Of course, those are not the only two ways. You could have worked across the rows from the bottom up going right to left, and come up with a slightly different (but also equivalent) algorithm. Or even an entirely different approach, such as filling in the entire “triangle” with red squares, then going back to fill in the blue squares.

We emphasize this point because it is important for you to understand that there is always more than one right answer to a programming problem. You might work a problem and come up with a correct solution but find that it looks completely different from some other solution you know to be correct (e.g., the ones provided for some of the problems in this book, or a teacher’s solutions to an exam).
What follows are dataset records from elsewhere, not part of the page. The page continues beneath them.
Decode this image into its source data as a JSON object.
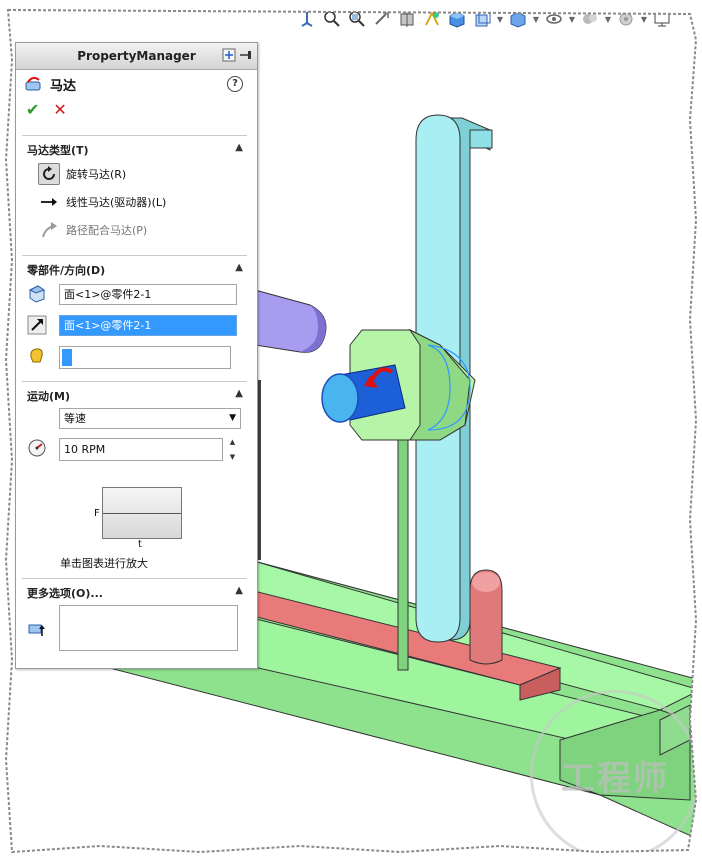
{
  "toolbar": {
    "icons": [
      "view-orientation-icon",
      "zoom-to-fit-icon",
      "zoom-area-icon",
      "previous-view-icon",
      "section-view-icon",
      "dynamic-annotation-icon",
      "view-orientation-cube-icon",
      "display-style-icon",
      "hide-show-icon",
      "edit-appearance-icon",
      "apply-scene-icon",
      "view-settings-icon",
      "monitor-icon"
    ]
  },
  "panel": {
    "title": "PropertyManager",
    "feature_name": "马达",
    "help_label": "?",
    "ok_symbol": "✔",
    "cancel_symbol": "✕"
  },
  "motor_type": {
    "title": "马达类型(T)",
    "options": [
      {
        "label": "旋转马达(R)",
        "selected": true,
        "enabled": true
      },
      {
        "label": "线性马达(驱动器)(L)",
        "selected": false,
        "enabled": true
      },
      {
        "label": "路径配合马达(P)",
        "selected": false,
        "enabled": false
      }
    ]
  },
  "component_direction": {
    "title": "零部件/方向(D)",
    "location_value": "面<1>@零件2-1",
    "direction_value": "面<1>@零件2-1",
    "relative_component_value": ""
  },
  "motion": {
    "title": "运动(M)",
    "function_value": "等速",
    "speed_value": "10 RPM",
    "graph_y_label": "F",
    "graph_x_label": "t",
    "graph_caption": "单击图表进行放大"
  },
  "more_options": {
    "title": "更多选项(O)..."
  },
  "colors": {
    "link_cyan": "#a8eef2",
    "base_green": "#9ef59e",
    "rail_red": "#e87a7a",
    "hex_block_green": "#b6f5a8",
    "shaft_blue": "#1d5fd6",
    "arm_purple": "#a89cf0",
    "accent_blue": "#3399ff"
  },
  "watermark": "工程师"
}
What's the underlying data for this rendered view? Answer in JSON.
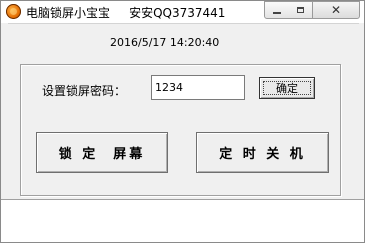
{
  "window": {
    "title": "电脑锁屏小宝宝     安安QQ3737441",
    "app_icon": "circular-orange-app-icon"
  },
  "window_controls": {
    "minimize_icon": "minimize-icon",
    "maximize_icon": "maximize-icon",
    "close_label": "✕"
  },
  "main": {
    "datetime": "2016/5/17 14:20:40",
    "password_label": "设置锁屏密码：",
    "password_value": "1234",
    "confirm_label": "确定",
    "lock_button_label": "锁 定  屏幕",
    "shutdown_button_label": "定 时 关 机"
  }
}
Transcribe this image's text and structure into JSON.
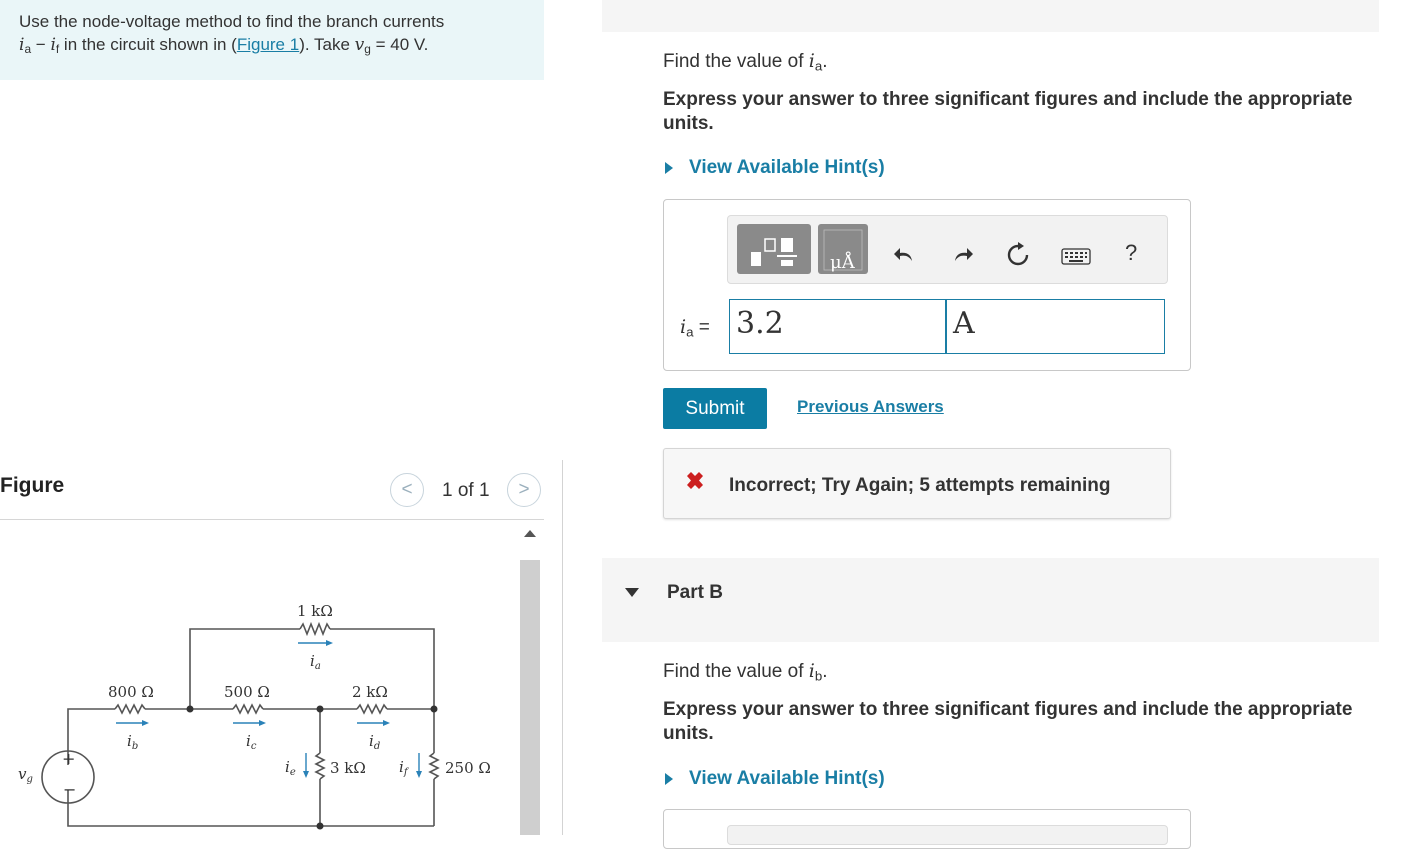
{
  "problem": {
    "line1": "Use the node-voltage method to find the branch currents",
    "var_a": "i",
    "sub_a": "a",
    "dash": " − ",
    "var_f": "i",
    "sub_f": "f",
    "mid": " in the circuit shown in (",
    "link": "Figure 1",
    "after_link": "). Take ",
    "var_g": "v",
    "sub_g": "g",
    "value": " = 40 V."
  },
  "figure": {
    "label": "Figure",
    "page_count": "1 of 1",
    "prev": "<",
    "next": ">",
    "circuit_labels": {
      "r_top": "1 kΩ",
      "i_a": "i",
      "i_a_sub": "a",
      "r_800": "800 Ω",
      "r_500": "500 Ω",
      "r_2k": "2 kΩ",
      "i_b": "i",
      "i_b_sub": "b",
      "i_c": "i",
      "i_c_sub": "c",
      "i_d": "i",
      "i_d_sub": "d",
      "i_e": "i",
      "i_e_sub": "e",
      "i_f": "i",
      "i_f_sub": "f",
      "r_3k": "3 kΩ",
      "r_250": "250 Ω",
      "v_g": "v",
      "v_g_sub": "g",
      "plus": "+",
      "minus": "−"
    }
  },
  "part_a": {
    "question_prefix": "Find the value of ",
    "question_var": "i",
    "question_sub": "a",
    "question_suffix": ".",
    "instruction": "Express your answer to three significant figures and include the appropriate units.",
    "hint": "View Available Hint(s)",
    "answer_var": "i",
    "answer_sub": "a",
    "equals": " =",
    "value": "3.2",
    "unit": "A",
    "units_btn_text": "μÅ",
    "help": "?",
    "submit": "Submit",
    "previous_answers": "Previous Answers",
    "feedback": "Incorrect; Try Again; 5 attempts remaining"
  },
  "part_b": {
    "title": "Part B",
    "question_prefix": "Find the value of ",
    "question_var": "i",
    "question_sub": "b",
    "question_suffix": ".",
    "instruction": "Express your answer to three significant figures and include the appropriate units.",
    "hint": "View Available Hint(s)"
  },
  "colors": {
    "accent": "#1a7ea5",
    "submit": "#0b7ca3",
    "error": "#cc1f1f",
    "problem_bg": "#eaf6f8"
  }
}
Understanding this possibility is important so that you will not incorrectly think that a right answer is wrong because you have seen a different right answer. Not only is that experience frustrating, but it hinders your learning.

## Next Steps¶

At this point, you should have a basic grasp on the idea of developing simple algorithms. This skill is one that you will practice as you go through the rest of this course, as every programming problem’s key component is figuring out the correct algorithm. We cannot underscore enough the importance of working through problems in a step-by-step fashion. Many novice programmers try to skip over the first several steps and plunge right into writing code. The result is frequently a disaster, which they end up spending orders of magnitude more time trying to fix than they would have spent planning correctly in the first place.
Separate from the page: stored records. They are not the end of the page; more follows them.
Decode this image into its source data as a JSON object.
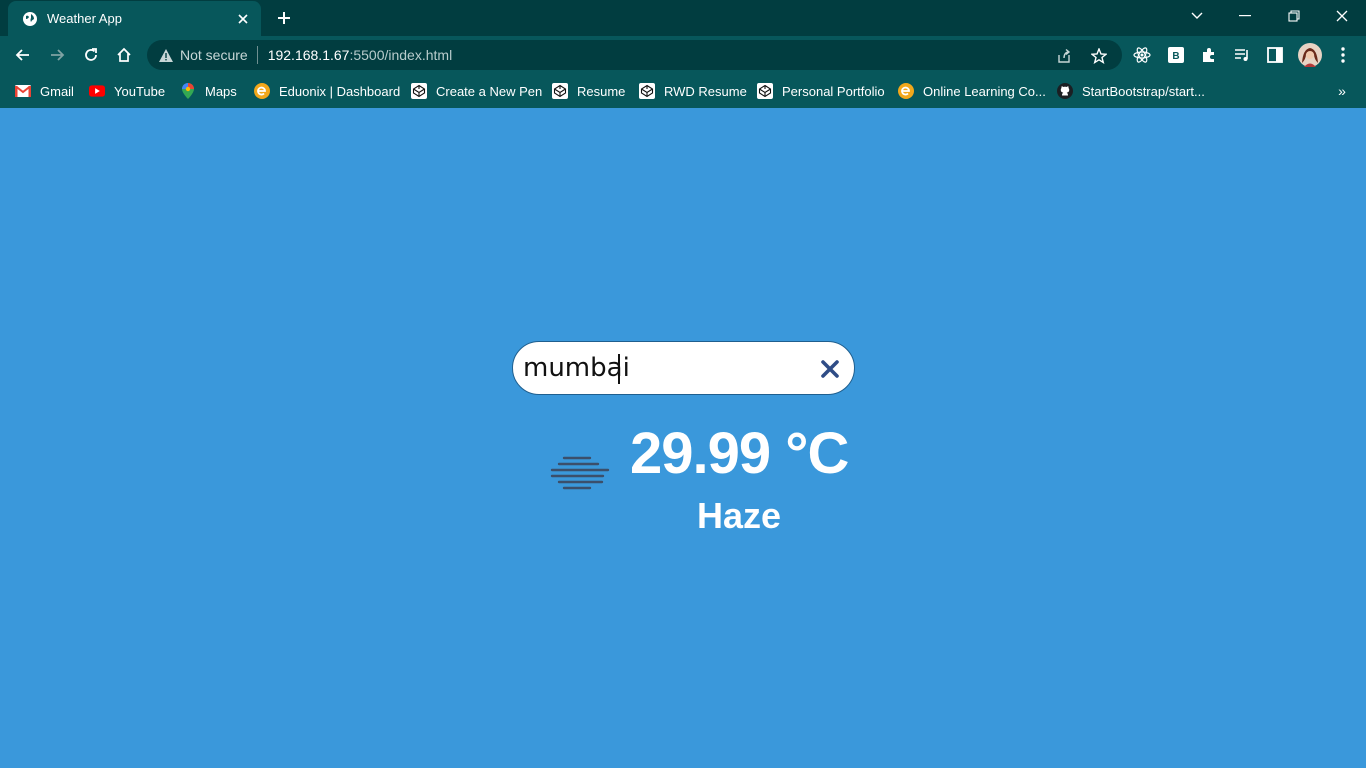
{
  "browser": {
    "tab": {
      "title": "Weather App",
      "favicon": "globe-icon"
    },
    "security_label": "Not secure",
    "url_host": "192.168.1.67",
    "url_rest": ":5500/index.html"
  },
  "bookmarks": [
    {
      "label": "Gmail",
      "icon": "gmail-icon"
    },
    {
      "label": "YouTube",
      "icon": "youtube-icon"
    },
    {
      "label": "Maps",
      "icon": "maps-icon"
    },
    {
      "label": "Eduonix | Dashboard",
      "icon": "eduonix-icon"
    },
    {
      "label": "Create a New Pen",
      "icon": "codepen-icon"
    },
    {
      "label": "Resume",
      "icon": "codepen-icon"
    },
    {
      "label": "RWD Resume",
      "icon": "codepen-icon"
    },
    {
      "label": "Personal Portfolio",
      "icon": "codepen-icon"
    },
    {
      "label": "Online Learning Co...",
      "icon": "eduonix-icon"
    },
    {
      "label": "StartBootstrap/start...",
      "icon": "github-icon"
    }
  ],
  "bookmarks_more": "»",
  "weather": {
    "search_value": "mumbai",
    "temperature": "29.99 °C",
    "description": "Haze",
    "icon": "haze-icon"
  },
  "colors": {
    "page_background": "#3a98db",
    "browser_frame": "#07575b",
    "tab_strip": "#013d40"
  }
}
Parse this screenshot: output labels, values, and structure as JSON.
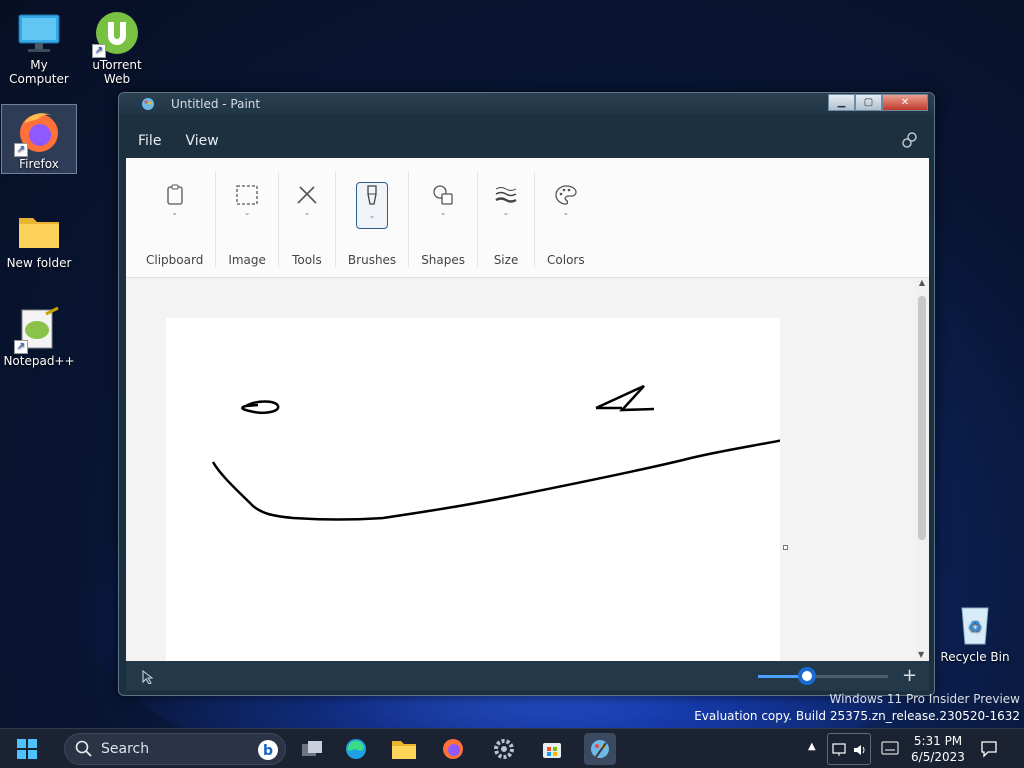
{
  "desktop": {
    "icons": [
      {
        "label": "My Computer"
      },
      {
        "label": "uTorrent Web"
      },
      {
        "label": "Firefox"
      },
      {
        "label": "New folder"
      },
      {
        "label": "Notepad++"
      },
      {
        "label": "Recycle Bin"
      }
    ],
    "watermark": {
      "line1": "Windows 11 Pro Insider Preview",
      "line2": "Evaluation copy. Build 25375.zn_release.230520-1632"
    }
  },
  "window": {
    "title": "Untitled - Paint",
    "menu": {
      "file": "File",
      "view": "View"
    },
    "ribbon": {
      "groups": [
        {
          "label": "Clipboard",
          "icon": "clipboard-icon"
        },
        {
          "label": "Image",
          "icon": "selection-icon"
        },
        {
          "label": "Tools",
          "icon": "tools-icon"
        },
        {
          "label": "Brushes",
          "icon": "brush-icon",
          "active": true
        },
        {
          "label": "Shapes",
          "icon": "shapes-icon"
        },
        {
          "label": "Size",
          "icon": "size-icon"
        },
        {
          "label": "Colors",
          "icon": "palette-icon"
        }
      ]
    },
    "zoom_fraction": 0.38
  },
  "taskbar": {
    "search_label": "Search",
    "clock": {
      "time": "5:31 PM",
      "date": "6/5/2023"
    }
  },
  "colors": {
    "accent": "#1a6bd0",
    "paint_frame": "#1d3040",
    "taskbar": "#1b2332"
  }
}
The reasons that novice programmers give for skipping straight to step 5 vary, but a common one is “Step 3 (writing a generalized algorithm) seemed too hard.” This reason is quite possibly the worst reason to skip over step 3—if making a correct plan is proving hard, how can you possibly hope to write correct code without the plan? It is better to repeat steps 1 and 2 on more examples until you can find the pattern and write down the algorithm. Another common reason that novice programmers give for skipping the first steps is “to save time”; however, they often then report spending countless hours trying to debug the resulting code. It is well worth ten or even thirty minutes of planning to avoid trying to debug a hopeless mess for multiple hours!
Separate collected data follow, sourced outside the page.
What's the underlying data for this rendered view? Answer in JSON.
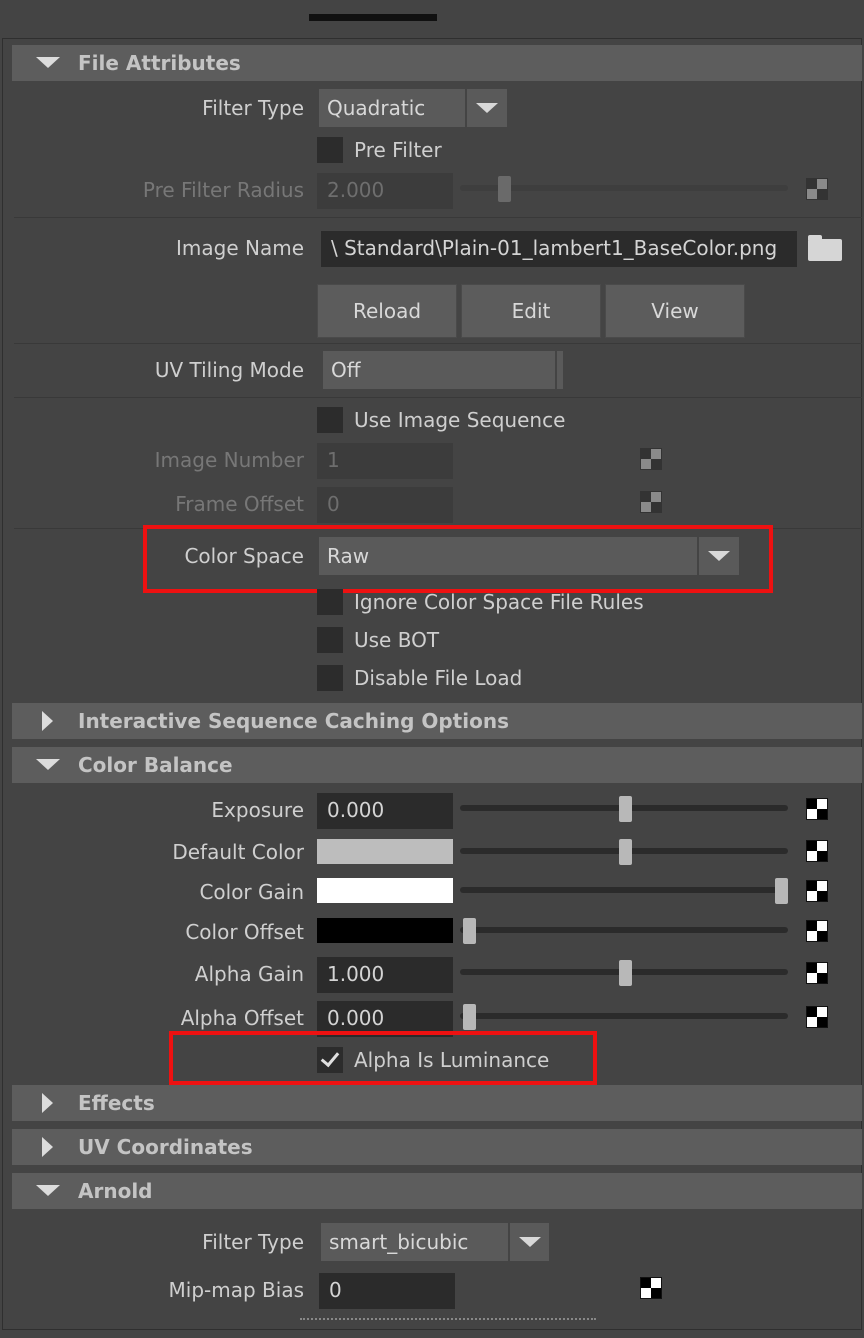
{
  "sections": {
    "file_attributes": "File Attributes",
    "interactive_caching": "Interactive Sequence Caching Options",
    "color_balance": "Color Balance",
    "effects": "Effects",
    "uv_coordinates": "UV Coordinates",
    "arnold": "Arnold"
  },
  "file": {
    "filter_type_label": "Filter Type",
    "filter_type_value": "Quadratic",
    "pre_filter_label": "Pre Filter",
    "pre_filter_radius_label": "Pre Filter Radius",
    "pre_filter_radius_value": "2.000",
    "image_name_label": "Image Name",
    "image_name_value": "\\ Standard\\Plain-01_lambert1_BaseColor.png",
    "reload_label": "Reload",
    "edit_label": "Edit",
    "view_label": "View",
    "uv_tiling_label": "UV Tiling Mode",
    "uv_tiling_value": "Off",
    "use_image_sequence_label": "Use Image Sequence",
    "image_number_label": "Image Number",
    "image_number_value": "1",
    "frame_offset_label": "Frame Offset",
    "frame_offset_value": "0",
    "color_space_label": "Color Space",
    "color_space_value": "Raw",
    "ignore_rules_label": "Ignore Color Space File Rules",
    "use_bot_label": "Use BOT",
    "disable_file_load_label": "Disable File Load"
  },
  "color_balance": {
    "exposure_label": "Exposure",
    "exposure_value": "0.000",
    "default_color_label": "Default Color",
    "color_gain_label": "Color Gain",
    "color_offset_label": "Color Offset",
    "alpha_gain_label": "Alpha Gain",
    "alpha_gain_value": "1.000",
    "alpha_offset_label": "Alpha Offset",
    "alpha_offset_value": "0.000",
    "alpha_is_luminance_label": "Alpha Is Luminance",
    "alpha_is_luminance_checked": true,
    "default_color_hex": "#bdbdbd",
    "color_gain_hex": "#ffffff",
    "color_offset_hex": "#000000"
  },
  "arnold": {
    "filter_type_label": "Filter Type",
    "filter_type_value": "smart_bicubic",
    "mipmap_bias_label": "Mip-map Bias",
    "mipmap_bias_value": "0"
  },
  "highlight_color": "#ee1111"
}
As you become more and more practiced at this process, you may find that steps 1–4 come naturally, and you can do them in your head without writing them down—much like what happens with basic mathematical skills. When these improvements in your programming skills happen, then there is nothing wrong with doing the easier steps in your head, as long as you are sure that you are doing them correctly. However, whenever you are programming at the boundaries of your abilities, you will need to go through these steps—so it is quite important to remember how the full process works even as you become more skilled.